Emirsyah Satar lahir dari pasangan Minangkabau. Ayahnya berasal dari Sulit Air, Solok dan ibunya berasal dari Bukittinggi. Sedangkan Patrialis Akbar lahir di Padang, Sumatera Barat, 31 Oktober 1958.
KPK menetapkan Emirsyah Satar sebagai tersangka dugaan suap pada 19 Januari 2017. KPK menduga mantan dirut Garuda Indonesia tersebut menerima suap dari rekanan bisnisnya. Ia diduga menerima sejumlah uang dan barang senilai hampir Rp20 miliar.
Kasus suap yang menimpa Emirsyah Satar tersebut menurut Wakil Ketua Komisi Pemberantasan Korupsi ( KPK) Laode Muhammad Syarif adalah tindakan korupsi lintas negara. Meski demikian, Hingga saat ini mantan Direktur Utama PT Garuda Indonesia 2005-2014 belum juga ditahan.
Kabag Pemberitaan dan Publikasi KPK Priharsa Nugraha mengatakan bahwa para penyidik di KPK memiliki berbagai pertimbangan terkait belum juga ditahannya Emirsyah Satar tersebut.

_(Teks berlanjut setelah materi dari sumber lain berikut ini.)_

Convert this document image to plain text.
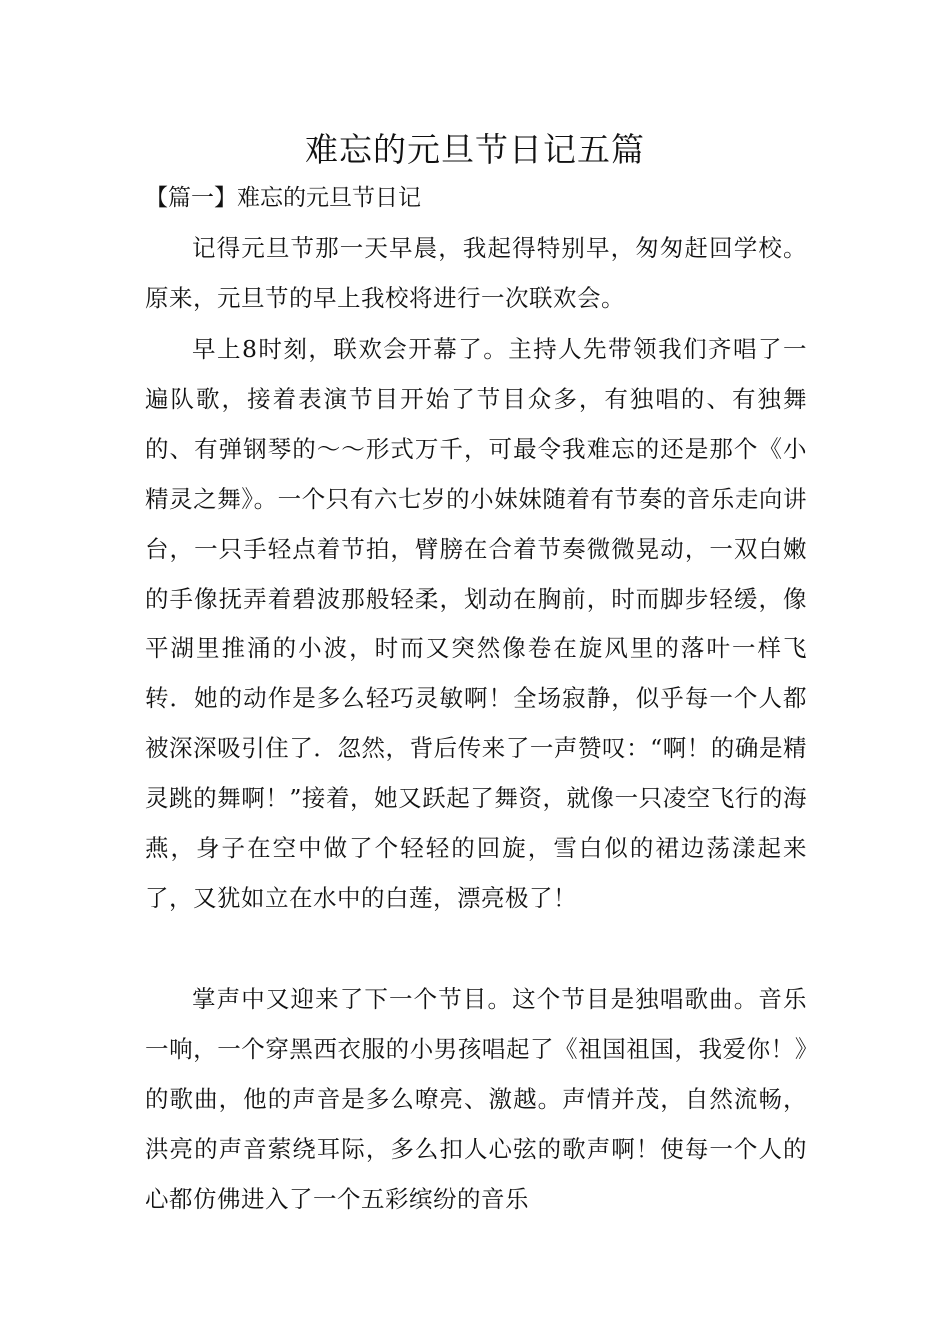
难忘的元旦节日记五篇
【篇一】难忘的元旦节日记

记得元旦节那一天早晨，我起得特别早，匆匆赶回学校。原来，元旦节的早上我校将进行一次联欢会。

早上8时刻，联欢会开幕了。主持人先带领我们齐唱了一遍队歌，接着表演节目开始了节目众多，有独唱的、有独舞的、有弹钢琴的～～形式万千，可最令我难忘的还是那个《小精灵之舞》。一个只有六七岁的小妹妹随着有节奏的音乐走向讲台，一只手轻点着节拍，臂膀在合着节奏微微晃动，一双白嫩的手像抚弄着碧波那般轻柔，划动在胸前，时而脚步轻缓，像平湖里推涌的小波，时而又突然像卷在旋风里的落叶一样飞转．她的动作是多么轻巧灵敏啊！全场寂静，似乎每一个人都被深深吸引住了．忽然，背后传来了一声赞叹：“啊！的确是精灵跳的舞啊！”接着，她又跃起了舞资，就像一只凌空飞行的海燕，身子在空中做了个轻轻的回旋，雪白似的裙边荡漾起来了，又犹如立在水中的白莲，漂亮极了！

掌声中又迎来了下一个节目。这个节目是独唱歌曲。音乐一响，一个穿黑西衣服的小男孩唱起了《祖国祖国，我爱你！》的歌曲，他的声音是多么嘹亮、激越。声情并茂，自然流畅，洪亮的声音萦绕耳际，多么扣人心弦的歌声啊！使每一个人的心都仿佛进入了一个五彩缤纷的音乐
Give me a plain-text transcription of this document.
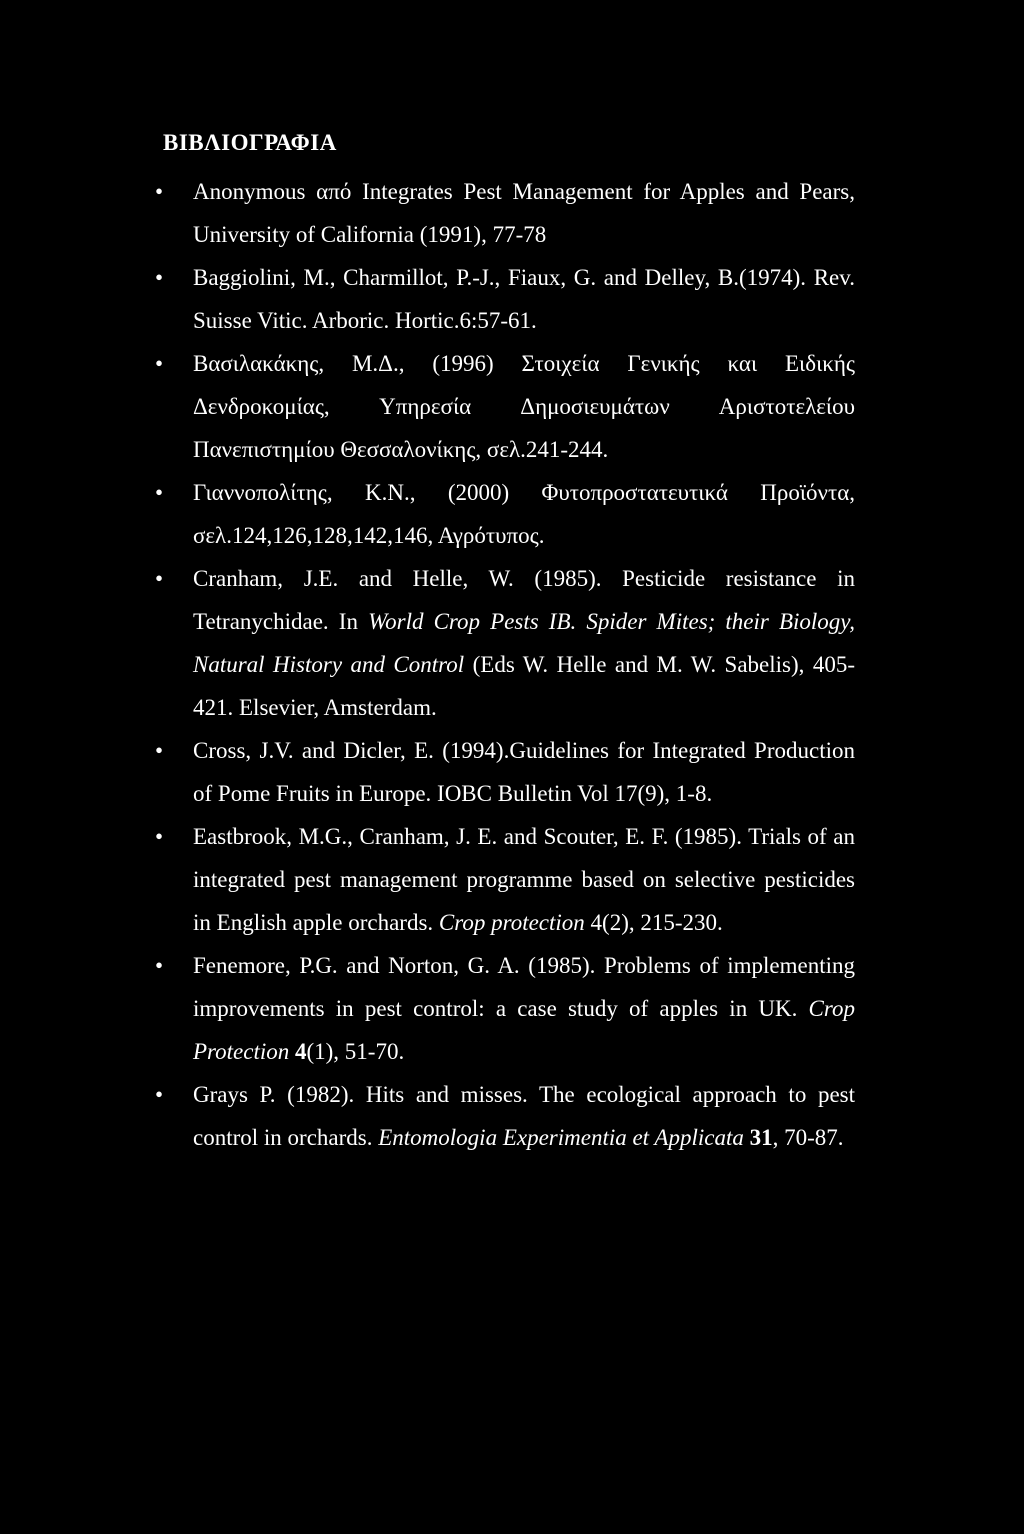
ΒΙΒΛΙΟΓΡΑΦΙΑ
• Anonymous από Integrates Pest Management for Apples and Pears, University of California (1991), 77-78
• Baggiolini, M., Charmillot, P.-J., Fiaux, G. and Delley, B.(1974). Rev. Suisse Vitic. Arboric. Hortic.6:57-61.
• Βασιλακάκης, Μ.Δ., (1996) Στοιχεία Γενικής και Ειδικής Δενδροκομίας, Υπηρεσία Δημοσιευμάτων Αριστοτελείου Πανεπιστημίου Θεσσαλονίκης, σελ.241-244.
• Γιαννοπολίτης, Κ.Ν., (2000) Φυτοπροστατευτικά Προϊόντα, σελ.124,126,128,142,146, Αγρότυπος.
• Cranham, J.E. and Helle, W. (1985). Pesticide resistance in Tetranychidae. In World Crop Pests IB. Spider Mites; their Biology, Natural History and Control (Eds W. Helle and M. W. Sabelis), 405-421. Elsevier, Amsterdam.
• Cross, J.V. and Dicler, E. (1994).Guidelines for Integrated Production of Pome Fruits in Europe. IOBC Bulletin Vol 17(9), 1-8.
• Eastbrook, M.G., Cranham, J. E. and Scouter, E. F. (1985). Trials of an integrated pest management programme based on selective pesticides in English apple orchards. Crop protection 4(2), 215-230.
• Fenemore, P.G. and Norton, G. A. (1985). Problems of implementing improvements in pest control: a case study of apples in UK. Crop Protection 4(1), 51-70.
• Grays P. (1982). Hits and misses. The ecological approach to pest control in orchards. Entomologia Experimentia et Applicata 31, 70-87.
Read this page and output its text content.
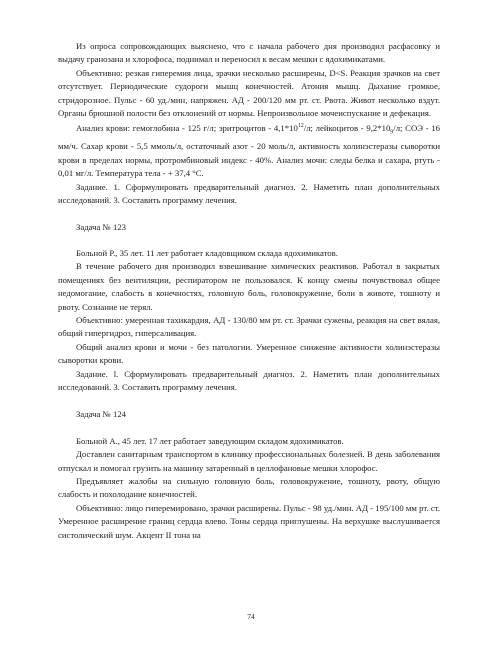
Из опроса сопровождающих выяснено, что с начала рабочего дня производил расфасовку и выдачу гранозана и хлорофоса, поднимал и переносил к весам мешки с ядохимикатами.

Объективно: резкая гиперемия лица, зрачки несколько расширены, D<S. Реакция зрачков на свет отсутствует. Периодические судороги мышц конечностей. Атония мышц. Дыхание громкое, стридорозное. Пульс - 60 уд./мин, напряжен. АД - 200/120 мм рт. ст. Рвота. Живот несколько вздут. Органы брюшной полости без отклонений от нормы. Непроизвольное мочеиспускание и дефекация.

Анализ крови: гемоглобина - 125 г/л; эритроцитов - $4,1*10^{12}/л$; лейкоцитов - $9,2*10_9/л$; СОЭ - 16 мм/ч. Сахар крови - 5,5 ммоль/л, остаточный азот - 20 моль/л, активность холинэстеразы сыворотки крови в пределах нормы, протромбиновый индекс - 40%. Анализ мочи: следы белка и сахара, ртуть - 0,01 мг/л. Температура тела - + 37,4 °С.

Задание. 1. Сформулировать предварительный диагноз. 2. Наметить план дополнительных исследований. 3. Составить программу лечения.

Задача № 123

Больной Р., 35 лет. 11 лет работает кладовщиком склада ядохимикатов.

В течение рабочего дня производил взвешивание химических реактивов. Работал в закрытых помещениях без вентиляции, респиратором не пользовался. К концу смены почувствовал общее недомогание, слабость в конечностях, головную боль, головокружение, боли в животе, тошноту и рвоту. Сознание не терял.

Объективно: умеренная тахикардия, АД - 130/80 мм рт. ст. Зрачки сужены, реакция на свет вялая, общий гипергидроз, гиперсаливация.

Общий анализ крови и мочи - без патологии. Умеренное снижение активности холинэстеразы сыворотки крови.

Задание. l. Сформулировать предварительный диагноз. 2. Наметить план дополнительных исследований. 3. Составить программу лечения.

Задача № 124

Больной А., 45 лет. 17 лет работает заведующим складом ядохимикатов.

Доставлен санитарным транспортом в клинику профессиональных болезней. В день заболевания отпускал и помогал грузить на машину затаренный в целлофановые мешки хлорофос.

Предъявляет жалобы на сильную головную боль, головокружение, тошноту, рвоту, общую слабость и похолодание конечностей.

Объективно: лицо гиперемировано, зрачки расширены. Пульс - 98 уд./мин. АД - 195/100 мм рт. ст. Умеренное расширение границ сердца влево. Тоны сердца приглушены. На верхушке выслушивается систолический шум. Акцент II тона на

74
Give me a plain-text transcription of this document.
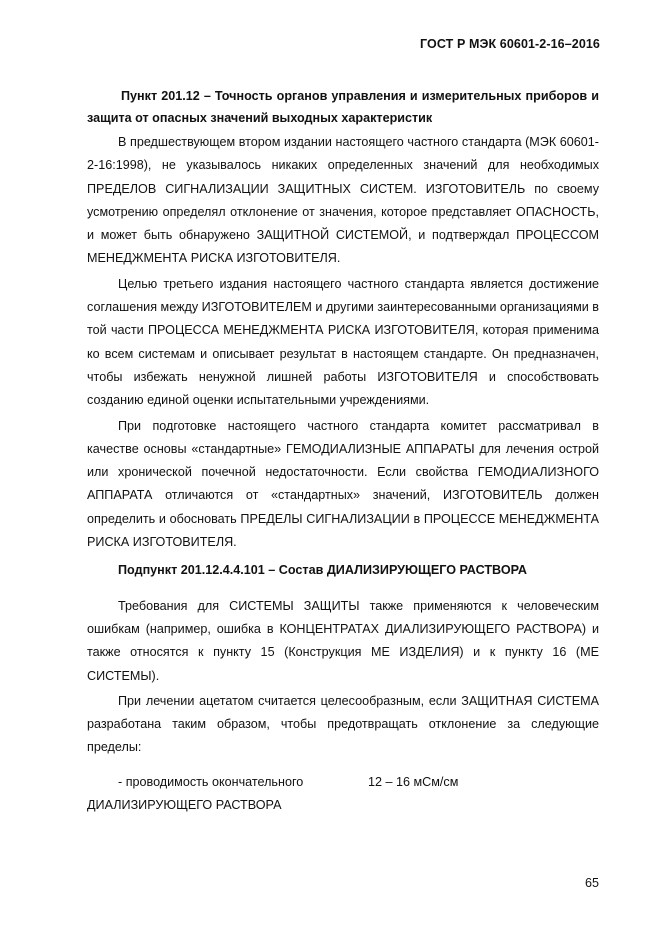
ГОСТ Р МЭК 60601-2-16–2016
Пункт 201.12 – Точность органов управления и измерительных приборов и защита от опасных значений выходных характеристик

В предшествующем втором издании настоящего частного стандарта (МЭК 60601-2-16:1998), не указывалось никаких определенных значений для необходимых ПРЕДЕЛОВ СИГНАЛИЗАЦИИ ЗАЩИТНЫХ СИСТЕМ. ИЗГОТОВИТЕЛЬ по своему усмотрению определял отклонение от значения, которое представляет ОПАСНОСТЬ, и может быть обнаружено ЗАЩИТНОЙ СИСТЕМОЙ, и подтверждал ПРОЦЕССОМ МЕНЕДЖМЕНТА РИСКА ИЗГОТОВИТЕЛЯ.

Целью третьего издания настоящего частного стандарта является достижение соглашения между ИЗГОТОВИТЕЛЕМ и другими заинтересованными организациями в той части ПРОЦЕССА МЕНЕДЖМЕНТА РИСКА ИЗГОТОВИТЕЛЯ, которая применима ко всем системам и описывает результат в настоящем стандарте. Он предназначен, чтобы избежать ненужной лишней работы ИЗГОТОВИТЕЛЯ и способствовать созданию единой оценки испытательными учреждениями.

При подготовке настоящего частного стандарта комитет рассматривал в качестве основы «стандартные» ГЕМОДИАЛИЗНЫЕ АППАРАТЫ для лечения острой или хронической почечной недостаточности. Если свойства ГЕМОДИАЛИЗНОГО АППАРАТА отличаются от «стандартных» значений, ИЗГОТОВИТЕЛЬ должен определить и обосновать ПРЕДЕЛЫ СИГНАЛИЗАЦИИ в ПРОЦЕССЕ МЕНЕДЖМЕНТА РИСКА ИЗГОТОВИТЕЛЯ.

Подпункт 201.12.4.4.101 – Состав ДИАЛИЗИРУЮЩЕГО РАСТВОРА

Требования для СИСТЕМЫ ЗАЩИТЫ также применяются к человеческим ошибкам (например, ошибка в КОНЦЕНТРАТАХ ДИАЛИЗИРУЮЩЕГО РАСТВОРА) и также относятся к пункту 15 (Конструкция МЕ ИЗДЕЛИЯ) и к пункту 16 (МЕ СИСТЕМЫ).

При лечении ацетатом считается целесообразным, если ЗАЩИТНАЯ СИСТЕМА разработана таким образом, чтобы предотвращать отклонение за следующие пределы:

- проводимость окончательного	12 – 16 мСм/см
ДИАЛИЗИРУЮЩЕГО РАСТВОРА
65
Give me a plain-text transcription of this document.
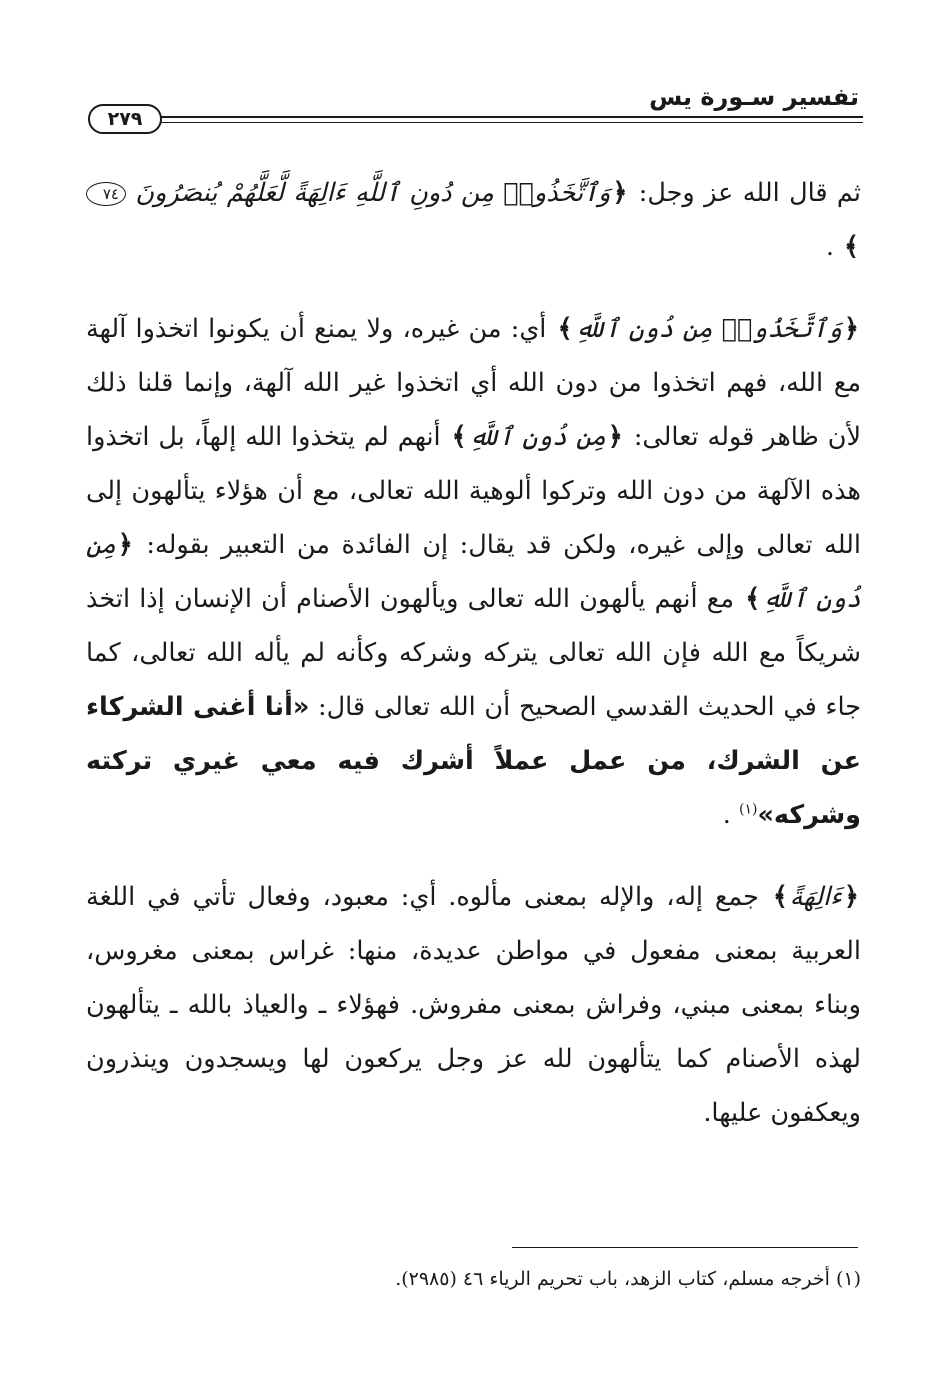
تفسير سـورة يس
٢٧٩

ثم قال الله عز وجل: ﴿وَٱتَّخَذُوا۟ مِن دُونِ ٱللَّهِ ءَالِهَةً لَّعَلَّهُمْ يُنصَرُونَ ٧٤﴾ .

﴿وَٱتَّخَذُوا۟ مِن دُونِ ٱللَّهِ﴾ أي: من غيره، ولا يمنع أن يكونوا اتخذوا آلهة مع الله، فهم اتخذوا من دون الله أي اتخذوا غير الله آلهة، وإنما قلنا ذلك لأن ظاهر قوله تعالى: ﴿مِن دُونِ ٱللَّهِ﴾ أنهم لم يتخذوا الله إلهاً، بل اتخذوا هذه الآلهة من دون الله وتركوا ألوهية الله تعالى، مع أن هؤلاء يتألهون إلى الله تعالى وإلى غيره، ولكن قد يقال: إن الفائدة من التعبير بقوله: ﴿مِن دُونِ ٱللَّهِ﴾ مع أنهم يألهون الله تعالى ويألهون الأصنام أن الإنسان إذا اتخذ شريكاً مع الله فإن الله تعالى يتركه وشركه وكأنه لم يأله الله تعالى، كما جاء في الحديث القدسي الصحيح أن الله تعالى قال: «أنا أغنى الشركاء عن الشرك، من عمل عملاً أشرك فيه معي غيري تركته وشركه»$^{(١)}$ .

﴿ءَالِهَةً﴾ جمع إله، والإله بمعنى مألوه. أي: معبود، وفعال تأتي في اللغة العربية بمعنى مفعول في مواطن عديدة، منها: غراس بمعنى مغروس، وبناء بمعنى مبني، وفراش بمعنى مفروش. فهؤلاء ـ والعياذ بالله ـ يتألهون لهذه الأصنام كما يتألهون لله عز وجل يركعون لها ويسجدون وينذرون ويعكفون عليها.

(١) أخرجه مسلم، كتاب الزهد، باب تحريم الرياء ٤٦ (٢٩٨٥).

Setelah itu, Operasi penindakan KPK di awal tahun 2017 mengamankan Hakim Mahkamah Konstitusi Patrialis Akbar. Patrialis diduga terjerat kasus korupsi karena menerima suap terkait permohonan uji materi Undang-Undang Nomor 41 Tahun 2014 tentang Peternakan dan Kesehatan Hewan.
Pada Juli 2017, perkara yang menjerat Patrialis disidangkan. Ia didakwa menerima hadiah berupa uang sejumlah USD 20 ribu, uang USD 20 ribu, USD 20 ribu, uang USD 10 ribu, dan Rp 4 juta.
Selain itu, mantan politis PAN itu disebut menerima janji pemberian uang sebesar Rp 2 miliar. Dalam dakwaan, Jaksa KPK menilai Patrialis menerima suap agar mempengaruhi putusan uji materi perkara nomor 129/PUU-XII/2015. Pada 4 September 2017, Patrialis divonis bersalah.
Hakim menilainya terbukti melakukan tindak pidana korupsi. Patrialis divonis 8 tahun penjara dan denda Rp 300 juta subsider 3 bulan kurungan. Ia sendiri menerima putusan dan tidak mengajukan banding.